When a Pencil Is a Rocket Launcher: How We Talk about War
In Kyiv, the word karandash (pencil) is an ordinary word one might encounter in an office supply store or an elementary school. But in eastern Ukraine, where the conflict between Ukraine and Russia has killed more than 10,000, displaced another 1.7 million, and injured thousands of civilians, karandash means something else. The Ukrainian military uses it to describe 122-millimeter grad rocket launchers.
Slang is used in every war, and the Russian-Ukrainian one is no exception. Everyday words have been militarized and may reveal some of the conditions on the frontline where journalists often cannot go.
Each year, the Come Back Alive charitable foundation assembles a calendar to remind people that the war is ongoing and to raise funds to support the troops.
The 2019 calendar is designed in the format of a military dictionary that includes slang used by Ukrainian soldiers. The design of the calendar imitates the style of old textbooks; each illustration is a creative interpretation of the words that are used by military people but have a completely different meaning for civilians.
Without further ado, here are the other eleven words we selected:
- Mishka (Bear): a tank.
- Pokemon: a modernized Kalashnikov machine gun.
- Dashka: a Degtyaryov-Shpagin heavy machine gun. In civilian life, it’s a female name that means “given as a gift” or “one that brings well-being.”
- Ptashka (Birdy): an unmanned combat air vehicle.
- Red fish: canned anchovies in tomato sauce. In civilian life, this word combination describes gourmet salmon fish.
- Semechki (Seeds): gun shells. In civilian life, this word denotes sunflower or pumpkin seeds.

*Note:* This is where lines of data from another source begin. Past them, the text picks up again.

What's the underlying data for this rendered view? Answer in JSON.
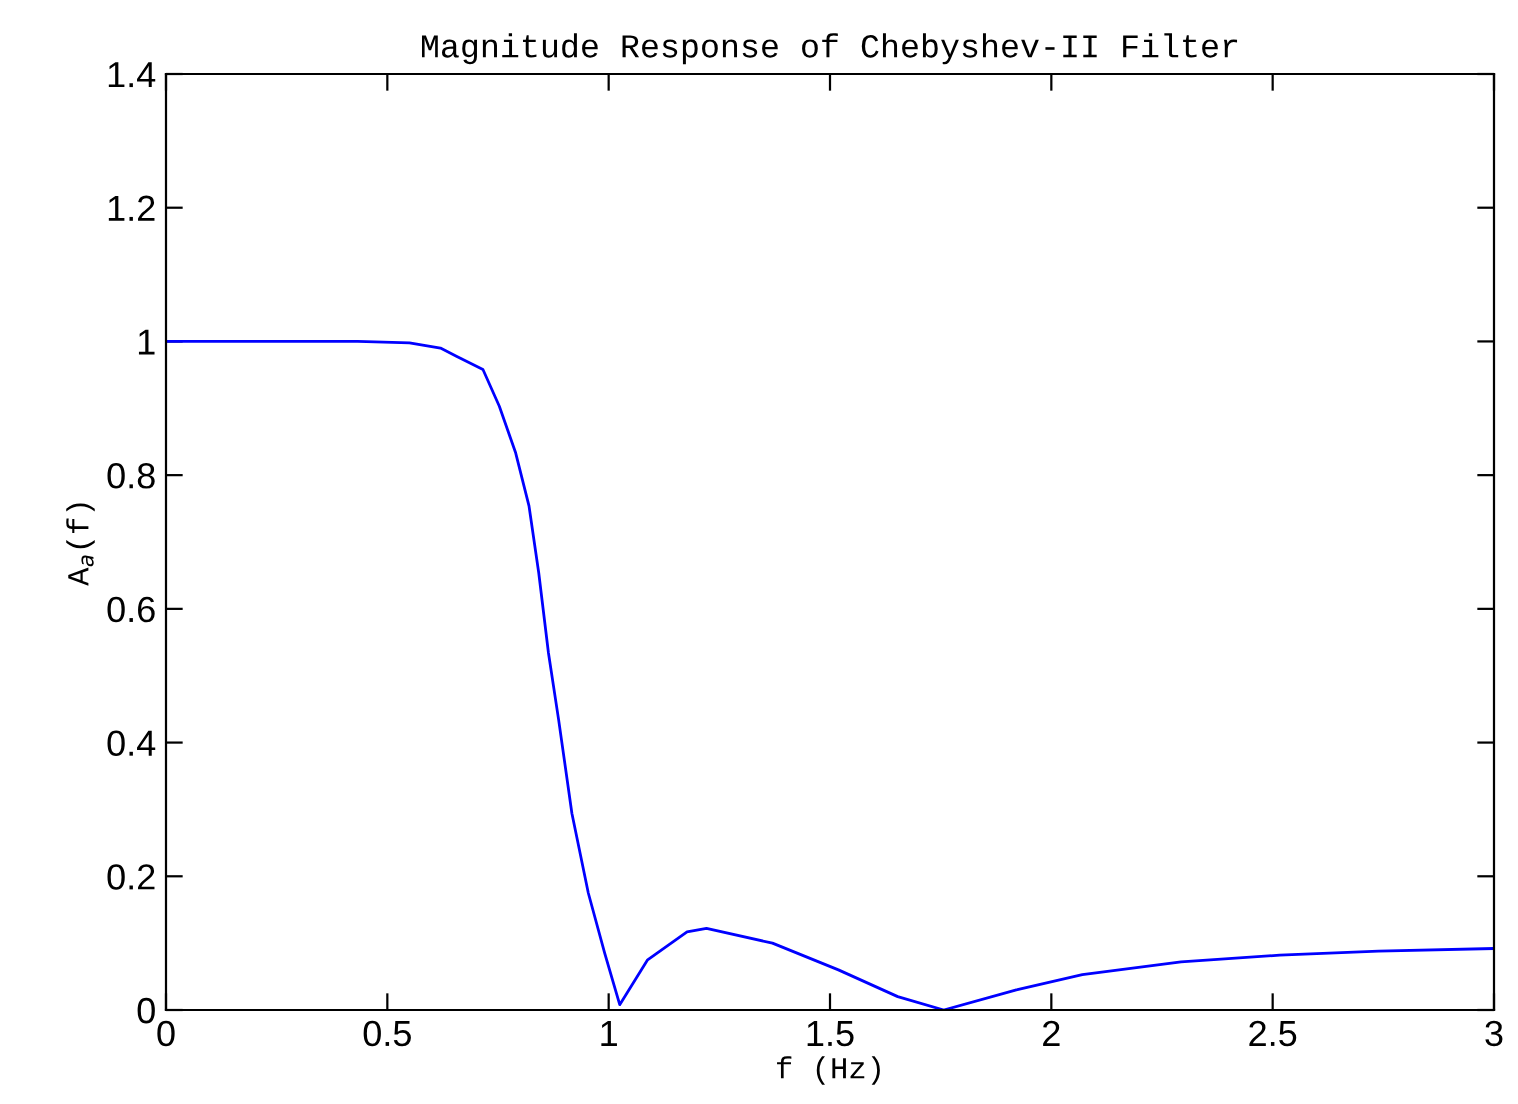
{
  "chart_data": {
    "type": "line",
    "title": "Magnitude Response of Chebyshev-II Filter",
    "xlabel": "f (Hz)",
    "ylabel": "A$_{a}$(f)",
    "series": [
      {
        "color": "#0000ff",
        "x": [
          0,
          0.2,
          0.433,
          0.55,
          0.62,
          0.656,
          0.716,
          0.753,
          0.79,
          0.82,
          0.842,
          0.864,
          0.887,
          0.917,
          0.954,
          0.991,
          1.025,
          1.088,
          1.177,
          1.221,
          1.37,
          1.519,
          1.653,
          1.757,
          1.921,
          2.07,
          2.293,
          2.516,
          2.739,
          3.0
        ],
        "values": [
          1.0,
          1.0,
          1.0,
          0.998,
          0.99,
          0.978,
          0.958,
          0.903,
          0.833,
          0.754,
          0.654,
          0.534,
          0.434,
          0.294,
          0.175,
          0.085,
          0.008,
          0.075,
          0.117,
          0.122,
          0.1,
          0.06,
          0.02,
          0.0,
          0.03,
          0.053,
          0.072,
          0.082,
          0.088,
          0.092
        ]
      }
    ],
    "xlim": [
      0,
      3
    ],
    "ylim": [
      0,
      1.4
    ],
    "xticks": [
      0,
      0.5,
      1,
      1.5,
      2,
      2.5,
      3
    ],
    "yticks": [
      0,
      0.2,
      0.4,
      0.6,
      0.8,
      1,
      1.2,
      1.4
    ],
    "grid": false,
    "marker": "none",
    "line_style": "solid"
  }
}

- Beha: an infantry combat vehicle. In civilian life, the word “beha” is used as slang for BMW cars and motorcycles.
- Multyk (Cartoon): a camo pattern developed by Crye Precision. In civilian life, this word means a cartoon.
- Tabletka (Pill): an ambulance. In civilian life, it means a small dose of medicine.
- Ulitka (Snail): a metal ammunition drum for the AGS-17, a heavy infantry support weapon.
- Ochi (Eyes): thermal and night vision scopes.
Vitaliy Deynega is the founder and CEO of the charitable foundation Come Back Alive in Kyiv, Ukraine. Come Back Alive creative director Oleksiy Novikov put the calendar together, and the artwork was created by Oleksandr Komiahov.